Die meisten Kinder in beiden Betreuungsbereichen sprechen zuhause vorwiegend Deutsch miteinander. 20,6 Prozent der Kinder unter drei Jahren sprechen eine andere Sprache (Tagespflege: 26,5); 32,7 sind es bei den Drei- bis Sechsjährigen (Tagespflege: 41,2).
Weitere Details zur Studie gibt es unter: https://www.laendermonitor.de/de/vergleich-bundeslaender-daten/kinder-und-eltern/bildungsbeteiligung
Alarmierend dürfte auch ein Wert sein, der eher selten erhoben wird: In Mülheim beklagen 9,9 Prozent der Kita-Leitungen, dass sie keine Zeit für die Ausübung ihrer Verwaltungs- und Personalarbeit haben. Dieser Wert liegt auch in anderen Städten erstaunlich hoch, etwa in Duisburg bei 15,2 oder in Essen bei 13,2.

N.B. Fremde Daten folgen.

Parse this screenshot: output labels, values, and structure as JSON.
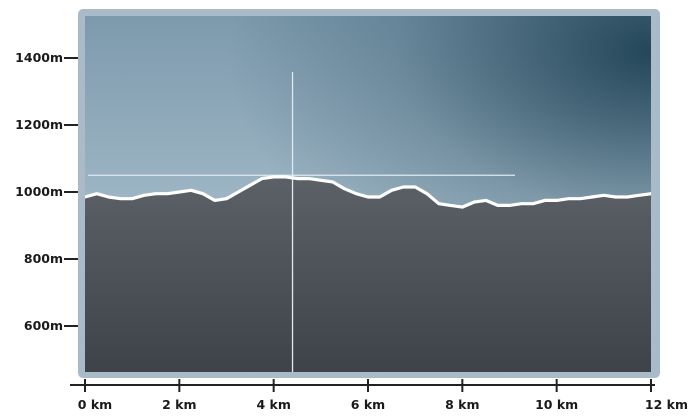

Stadtelternrat fordert: Mehr Erzieher, zentrales Anmeldesystem
Der Mülheimer Stadtelternrat beklagt schon seit langem die mangelnde Qualität in den Kitas: Fehlende Fachkräfte, steigende Beiträge, umständliches Anmeldeverfahren, langes Warten auf einen Betreuungsplatz. Jugenddezernent Marc Buchholz versprach bereits nach Elternprotesten im Frühjahr, dass Mülheim bis zum Jahr 2022 insgesamt 525 Kita-Plätze schaffen werde, davon 162 für Kleinkinder unter zwei Jahren.
Um Familien zu entlasten, fordern die Eltern neben der Anhebung des Personalschlüssels auch ein zentrales System zur Bedarfsmeldung und Vergabe von Kita-Plätzen. Ein solches EDV-gestütztes Programm soll es zur nächsten Anmeldungsrunde für das Kita-Jahr 2021/22 geben, versprach Buchholz ebenso.